This article was last updated on April 16, 2022
A review from the past, followed by the retrospective of how the film has actually contributed to the changing face of Bollywood – This is the core essence of Shubhra Gupta’s book 50 Films That Changed Bollywood (1995-2015).
Over the years, there have been countless books written around films, actors or directors when it comes to evolution of Hollywood. However, as mentioned by Shubhra during the introduction chapter itself, she wanted to put together a book when she indeed had something to say.
Hence, what she does is dig down 50 (actually 51 – one more as an added measure eventually!) of her reviews from last 20 odd years, present them as-is, and then add 2-3 pages to that while sharing her views around these films as of today.
Honestly, this makes around the half the book exciting only for those who actually want to check out what the author had said about these chosen films back in the day. In the times when even the latest release has at least 50 published reviews from designated critics as well as 50000 social media reviews floating around within hours of release, one wonders what would actually prompt a reader to check out what anyone in particular had to say about some of the most famous films from the past.
Whether it Dilwale Dulhania Le Jayenge, Dil Chahta Hai, Rang De Basanti, Chak De! India, Dev D or Omkara – to name a few – each of these films has been bisected and dissected on countless occasions over the years. Hence, to read about these verbatim – as they were printed back then – would require attention primarily from true movie buffs who want to have a blast from the past.
As for the commentary that follows from today’s point of view, what with the author pretty much signifying that these are the films that have actually changed Bollywood, it only turns out to be of academic interest.

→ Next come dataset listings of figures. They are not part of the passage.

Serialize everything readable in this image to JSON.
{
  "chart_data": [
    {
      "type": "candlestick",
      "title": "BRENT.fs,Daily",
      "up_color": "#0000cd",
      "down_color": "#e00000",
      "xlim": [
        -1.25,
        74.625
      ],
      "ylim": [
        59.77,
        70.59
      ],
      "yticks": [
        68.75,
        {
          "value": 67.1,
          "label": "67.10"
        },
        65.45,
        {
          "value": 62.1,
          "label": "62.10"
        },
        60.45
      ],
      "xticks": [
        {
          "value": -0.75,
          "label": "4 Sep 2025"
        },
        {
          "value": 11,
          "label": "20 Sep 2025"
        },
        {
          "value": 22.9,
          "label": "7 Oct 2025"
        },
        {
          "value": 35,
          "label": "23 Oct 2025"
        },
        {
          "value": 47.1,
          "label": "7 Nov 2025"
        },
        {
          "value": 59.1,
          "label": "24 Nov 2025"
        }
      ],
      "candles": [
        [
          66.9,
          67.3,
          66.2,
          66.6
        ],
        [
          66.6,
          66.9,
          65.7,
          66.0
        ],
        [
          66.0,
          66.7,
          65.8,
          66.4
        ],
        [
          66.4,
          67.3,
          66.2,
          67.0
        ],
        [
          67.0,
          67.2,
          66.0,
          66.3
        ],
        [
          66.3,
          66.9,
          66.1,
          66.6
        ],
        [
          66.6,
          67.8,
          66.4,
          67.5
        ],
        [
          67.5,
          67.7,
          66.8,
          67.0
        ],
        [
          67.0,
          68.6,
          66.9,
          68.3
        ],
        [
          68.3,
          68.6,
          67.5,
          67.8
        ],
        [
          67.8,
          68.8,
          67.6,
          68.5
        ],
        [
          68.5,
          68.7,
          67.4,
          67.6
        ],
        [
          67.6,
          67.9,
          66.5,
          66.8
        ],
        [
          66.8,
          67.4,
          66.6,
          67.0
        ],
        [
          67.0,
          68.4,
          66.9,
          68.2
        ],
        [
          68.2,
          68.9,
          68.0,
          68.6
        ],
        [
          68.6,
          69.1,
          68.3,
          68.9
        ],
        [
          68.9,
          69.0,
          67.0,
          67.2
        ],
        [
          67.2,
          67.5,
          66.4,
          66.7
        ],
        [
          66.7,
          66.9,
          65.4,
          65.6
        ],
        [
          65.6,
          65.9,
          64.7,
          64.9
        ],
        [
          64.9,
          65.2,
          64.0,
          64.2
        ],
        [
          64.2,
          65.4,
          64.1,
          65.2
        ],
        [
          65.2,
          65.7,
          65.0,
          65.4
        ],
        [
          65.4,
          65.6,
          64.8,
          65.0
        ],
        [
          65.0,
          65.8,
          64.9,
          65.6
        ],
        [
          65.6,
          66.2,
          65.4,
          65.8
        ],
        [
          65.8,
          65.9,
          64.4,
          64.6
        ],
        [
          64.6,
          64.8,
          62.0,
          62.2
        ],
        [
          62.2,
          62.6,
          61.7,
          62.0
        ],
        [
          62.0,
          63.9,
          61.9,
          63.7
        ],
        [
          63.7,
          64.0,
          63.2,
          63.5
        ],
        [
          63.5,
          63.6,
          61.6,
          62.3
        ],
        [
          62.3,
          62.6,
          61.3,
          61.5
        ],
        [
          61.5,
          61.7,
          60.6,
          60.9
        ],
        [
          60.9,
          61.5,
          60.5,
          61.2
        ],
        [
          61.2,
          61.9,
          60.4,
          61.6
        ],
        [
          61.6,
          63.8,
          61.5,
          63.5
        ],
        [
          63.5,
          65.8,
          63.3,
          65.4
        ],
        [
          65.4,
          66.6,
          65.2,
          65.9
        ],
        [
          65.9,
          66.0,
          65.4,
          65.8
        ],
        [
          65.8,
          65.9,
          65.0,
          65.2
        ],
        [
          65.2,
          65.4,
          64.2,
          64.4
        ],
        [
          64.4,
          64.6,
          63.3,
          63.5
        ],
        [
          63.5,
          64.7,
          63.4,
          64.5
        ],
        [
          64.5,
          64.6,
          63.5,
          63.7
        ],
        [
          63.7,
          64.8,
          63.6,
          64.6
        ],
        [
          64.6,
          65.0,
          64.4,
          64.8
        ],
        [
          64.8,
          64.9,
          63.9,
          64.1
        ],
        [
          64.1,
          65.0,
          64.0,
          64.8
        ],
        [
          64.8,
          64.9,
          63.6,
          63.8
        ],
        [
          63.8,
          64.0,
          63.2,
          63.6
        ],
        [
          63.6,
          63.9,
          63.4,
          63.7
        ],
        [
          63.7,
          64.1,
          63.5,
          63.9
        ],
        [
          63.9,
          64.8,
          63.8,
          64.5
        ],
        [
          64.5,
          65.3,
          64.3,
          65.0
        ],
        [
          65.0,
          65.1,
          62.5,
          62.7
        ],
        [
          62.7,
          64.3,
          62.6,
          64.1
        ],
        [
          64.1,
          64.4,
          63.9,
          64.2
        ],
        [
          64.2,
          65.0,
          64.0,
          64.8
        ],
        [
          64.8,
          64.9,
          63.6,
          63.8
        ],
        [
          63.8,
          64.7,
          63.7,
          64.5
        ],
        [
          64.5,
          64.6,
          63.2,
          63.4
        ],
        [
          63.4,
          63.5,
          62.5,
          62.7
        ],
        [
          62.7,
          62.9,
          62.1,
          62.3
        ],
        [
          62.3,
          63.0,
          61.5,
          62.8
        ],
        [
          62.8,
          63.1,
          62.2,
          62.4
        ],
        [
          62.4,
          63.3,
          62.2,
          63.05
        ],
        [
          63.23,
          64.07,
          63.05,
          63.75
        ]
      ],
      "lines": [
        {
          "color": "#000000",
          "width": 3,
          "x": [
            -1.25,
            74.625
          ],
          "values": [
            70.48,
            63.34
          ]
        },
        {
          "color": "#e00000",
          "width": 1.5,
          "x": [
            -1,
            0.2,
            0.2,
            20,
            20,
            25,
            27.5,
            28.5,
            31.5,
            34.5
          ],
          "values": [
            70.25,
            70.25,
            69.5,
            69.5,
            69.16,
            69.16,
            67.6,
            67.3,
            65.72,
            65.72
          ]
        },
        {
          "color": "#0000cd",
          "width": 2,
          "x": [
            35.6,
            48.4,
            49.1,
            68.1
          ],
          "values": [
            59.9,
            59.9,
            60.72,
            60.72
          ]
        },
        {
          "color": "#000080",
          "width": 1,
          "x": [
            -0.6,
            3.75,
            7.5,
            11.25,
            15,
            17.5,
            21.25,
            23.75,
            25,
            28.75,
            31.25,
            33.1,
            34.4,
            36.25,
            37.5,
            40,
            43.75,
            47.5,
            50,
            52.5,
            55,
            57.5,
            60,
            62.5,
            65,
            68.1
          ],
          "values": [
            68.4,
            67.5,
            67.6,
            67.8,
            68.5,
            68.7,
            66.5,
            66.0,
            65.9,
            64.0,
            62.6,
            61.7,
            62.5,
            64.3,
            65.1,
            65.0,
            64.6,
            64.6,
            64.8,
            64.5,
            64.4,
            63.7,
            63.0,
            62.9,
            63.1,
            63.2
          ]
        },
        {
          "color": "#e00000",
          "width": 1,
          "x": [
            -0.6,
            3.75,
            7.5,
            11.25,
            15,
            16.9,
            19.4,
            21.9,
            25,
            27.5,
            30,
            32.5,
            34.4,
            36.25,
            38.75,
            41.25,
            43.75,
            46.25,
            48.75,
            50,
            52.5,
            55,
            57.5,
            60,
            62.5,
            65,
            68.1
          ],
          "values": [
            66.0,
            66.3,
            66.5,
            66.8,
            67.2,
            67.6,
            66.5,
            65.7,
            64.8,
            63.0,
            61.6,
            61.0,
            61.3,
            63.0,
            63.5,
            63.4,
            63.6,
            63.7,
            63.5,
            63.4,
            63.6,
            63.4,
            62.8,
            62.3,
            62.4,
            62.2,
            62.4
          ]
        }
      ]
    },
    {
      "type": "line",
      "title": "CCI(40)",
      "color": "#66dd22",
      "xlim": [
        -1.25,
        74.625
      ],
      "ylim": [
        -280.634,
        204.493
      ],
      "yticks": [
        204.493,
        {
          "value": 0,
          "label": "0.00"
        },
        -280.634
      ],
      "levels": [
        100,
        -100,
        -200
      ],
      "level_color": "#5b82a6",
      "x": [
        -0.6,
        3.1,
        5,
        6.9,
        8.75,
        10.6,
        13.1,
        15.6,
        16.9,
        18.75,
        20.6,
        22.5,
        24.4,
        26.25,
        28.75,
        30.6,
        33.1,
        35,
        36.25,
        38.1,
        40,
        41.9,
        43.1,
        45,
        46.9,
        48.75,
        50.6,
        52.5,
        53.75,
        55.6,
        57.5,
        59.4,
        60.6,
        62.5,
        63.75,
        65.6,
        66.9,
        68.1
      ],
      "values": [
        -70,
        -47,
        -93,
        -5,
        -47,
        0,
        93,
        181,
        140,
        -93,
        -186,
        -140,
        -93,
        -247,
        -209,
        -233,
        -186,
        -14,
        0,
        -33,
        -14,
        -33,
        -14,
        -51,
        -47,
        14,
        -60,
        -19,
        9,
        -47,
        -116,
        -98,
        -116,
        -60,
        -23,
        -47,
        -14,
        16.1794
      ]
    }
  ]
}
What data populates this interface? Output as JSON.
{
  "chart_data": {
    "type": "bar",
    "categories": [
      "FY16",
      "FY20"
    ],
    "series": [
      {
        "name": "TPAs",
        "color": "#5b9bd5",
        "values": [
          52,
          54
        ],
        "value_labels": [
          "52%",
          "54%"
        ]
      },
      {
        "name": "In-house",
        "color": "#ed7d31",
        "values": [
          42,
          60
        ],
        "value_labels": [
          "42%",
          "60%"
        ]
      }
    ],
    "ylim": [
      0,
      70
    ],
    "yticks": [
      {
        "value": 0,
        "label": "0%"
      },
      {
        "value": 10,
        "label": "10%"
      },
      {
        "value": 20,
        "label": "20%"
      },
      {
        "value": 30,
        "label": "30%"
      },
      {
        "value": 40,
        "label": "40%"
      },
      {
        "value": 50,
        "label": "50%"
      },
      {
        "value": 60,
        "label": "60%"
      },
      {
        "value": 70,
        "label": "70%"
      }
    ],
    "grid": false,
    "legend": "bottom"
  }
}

Reason being that at least 30-35 of these 51 films listed would be on the top of the list of anyone and everyone who would be asked to name the ones that have made a difference over the years.
Okay, so may be a Hum Tum or a Haasil or a Johnny Gaddaar or a Kabhi Alvida Naa Kehna or a Dum Laga Ke Haisha may not be everyone’s definition of ‘films that changed Bollywood’. However, one can’t expect to debate around a Satya or a Queen or a Ghajini or a Gadar: Ek Prem Katha or a Lagaan.
It is the lack of surprise factor that makes this book go as far as being one amongst the many well drafted write-ups around Bollywood.
Does it read right? Yes. Does the author have good command over the subject? Of course. Does it make for a good inclusion as a library material? Undoubtedly. However, is it a book that you wish to pick up in a jiffy and finish it in a single run due to any novelty factor? Not really!